3. A filter, washer, dryer three-in-one device in a cylindrical-conical form according to claim 1, characterized in that, The reversible telescopic mechanism (8) includes: An extension sleeve (80) protrudes from the side wall of the driven sleeve (31) and communicates with the interior of the driven sleeve (31). A connecting rod (81) is connected at one end to a scraper (4) and at the other end is slidably connected inside an extension sleeve (80). The transmission rod (82) slides within the extension sleeve (80) and its two ends abut against the drive shaft (30) and the connecting rod (81) respectively. Ejection block (83), the ejection block (83) is provided on the outer wall of the drive shaft (30), the ejection block (83) includes a growth part (830) and a fan-shaped part (831), the thickness of the growth part (830) gradually increases from one side to the other along the circumference of the drive shaft (30), the thickness of the fan-shaped part (831) remains uniform, and the fan-shaped part (831) is connected to the side with a larger thickness of the growth part (830) and smoothly transitions; One end of the transmission rod (82) abuts against the outer wall of the drive shaft (30) or the outer wall of the ejector block (83) as the drive shaft (30) rotates; when the transmission rod (82) abuts against the drive shaft (30), the scraper (4) does not contact the inner wall of the cylinder (1); when the transmission rod (82) abuts against the outer wall of the fan-shaped part (831), the scraper (4) contacts the inner wall of the cylinder (1).
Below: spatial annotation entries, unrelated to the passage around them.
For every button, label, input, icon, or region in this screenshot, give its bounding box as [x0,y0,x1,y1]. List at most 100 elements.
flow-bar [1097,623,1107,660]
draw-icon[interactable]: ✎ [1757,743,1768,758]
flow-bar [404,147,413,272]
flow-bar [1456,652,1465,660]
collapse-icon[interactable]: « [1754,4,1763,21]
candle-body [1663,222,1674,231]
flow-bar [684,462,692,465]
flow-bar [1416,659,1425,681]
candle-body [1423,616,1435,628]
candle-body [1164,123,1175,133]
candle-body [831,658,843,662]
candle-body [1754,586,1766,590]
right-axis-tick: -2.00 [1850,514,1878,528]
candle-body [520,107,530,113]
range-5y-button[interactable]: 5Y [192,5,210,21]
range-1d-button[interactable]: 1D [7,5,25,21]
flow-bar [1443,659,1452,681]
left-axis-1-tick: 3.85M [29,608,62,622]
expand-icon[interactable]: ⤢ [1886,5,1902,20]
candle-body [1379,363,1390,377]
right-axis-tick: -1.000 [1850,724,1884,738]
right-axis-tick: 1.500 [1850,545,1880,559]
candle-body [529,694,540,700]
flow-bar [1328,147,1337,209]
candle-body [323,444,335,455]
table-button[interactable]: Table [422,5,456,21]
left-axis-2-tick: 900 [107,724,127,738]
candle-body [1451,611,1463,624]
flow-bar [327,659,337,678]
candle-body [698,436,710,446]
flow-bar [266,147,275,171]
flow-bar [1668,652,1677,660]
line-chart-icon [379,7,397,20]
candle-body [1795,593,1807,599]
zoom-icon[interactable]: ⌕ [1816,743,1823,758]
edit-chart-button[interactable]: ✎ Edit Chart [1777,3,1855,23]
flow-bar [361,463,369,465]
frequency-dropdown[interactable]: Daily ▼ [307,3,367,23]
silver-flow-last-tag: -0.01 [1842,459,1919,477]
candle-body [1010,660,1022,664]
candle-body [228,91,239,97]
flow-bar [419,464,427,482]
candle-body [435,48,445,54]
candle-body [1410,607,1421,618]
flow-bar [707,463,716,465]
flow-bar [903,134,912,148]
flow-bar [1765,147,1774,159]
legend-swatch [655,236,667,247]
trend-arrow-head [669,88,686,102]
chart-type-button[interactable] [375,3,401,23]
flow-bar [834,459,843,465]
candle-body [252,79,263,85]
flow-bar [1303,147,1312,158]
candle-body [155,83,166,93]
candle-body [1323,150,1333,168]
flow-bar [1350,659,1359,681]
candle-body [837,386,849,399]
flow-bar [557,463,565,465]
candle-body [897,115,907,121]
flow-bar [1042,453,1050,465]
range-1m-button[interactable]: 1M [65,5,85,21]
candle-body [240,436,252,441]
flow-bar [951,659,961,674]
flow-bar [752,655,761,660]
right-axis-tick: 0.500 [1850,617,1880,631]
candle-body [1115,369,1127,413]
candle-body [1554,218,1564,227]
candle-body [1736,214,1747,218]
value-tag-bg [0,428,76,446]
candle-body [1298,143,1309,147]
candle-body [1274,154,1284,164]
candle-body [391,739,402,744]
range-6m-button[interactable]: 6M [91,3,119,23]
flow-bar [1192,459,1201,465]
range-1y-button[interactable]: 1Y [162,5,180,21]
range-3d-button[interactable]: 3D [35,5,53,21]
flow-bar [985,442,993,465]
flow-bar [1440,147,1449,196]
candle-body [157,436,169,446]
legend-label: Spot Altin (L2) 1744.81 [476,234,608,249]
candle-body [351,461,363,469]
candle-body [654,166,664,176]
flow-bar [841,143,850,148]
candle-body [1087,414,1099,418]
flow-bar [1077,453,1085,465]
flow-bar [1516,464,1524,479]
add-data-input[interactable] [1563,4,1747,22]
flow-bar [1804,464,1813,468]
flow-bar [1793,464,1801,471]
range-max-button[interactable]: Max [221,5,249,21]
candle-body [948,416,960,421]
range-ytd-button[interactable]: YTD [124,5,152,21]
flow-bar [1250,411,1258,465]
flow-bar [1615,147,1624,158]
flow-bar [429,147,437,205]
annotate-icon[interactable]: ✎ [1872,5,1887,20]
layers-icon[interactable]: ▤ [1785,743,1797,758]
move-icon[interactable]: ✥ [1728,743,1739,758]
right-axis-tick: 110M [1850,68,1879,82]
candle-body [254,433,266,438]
4. A filter, washer, dryer three-in-one apparatus in a cylindrical-conical form according to claim 3, characterized in that, The reversible telescopic mechanism (8) further includes: The first spring (84) is located between the connecting rod (81) and the extension sleeve (80) to apply a force close to the drive shaft (30) to the connecting rod (81); The second spring (85) is located between the transmission rod (82) and the connecting rod (81); The second spring (85) has a greater elastic force than the first spring (84).
5. A filter, washer, dryer three-in-one device in a cylindrical-conical form according to claim 4, characterized in that, The connecting rod (81) has a connecting blind hole (810) at one end near the transmission rod (82) for the transmission rod (82) to extend into. The second spring (85) is located between the bottom of the connecting blind hole (810) and the transmission rod (82).
6. A filter, washer, and dryer in one cylindrical-conical apparatus according to claim 3, characterized in that, The end of the transmission rod (82) near the drive shaft (30) is designed to be arc-shaped.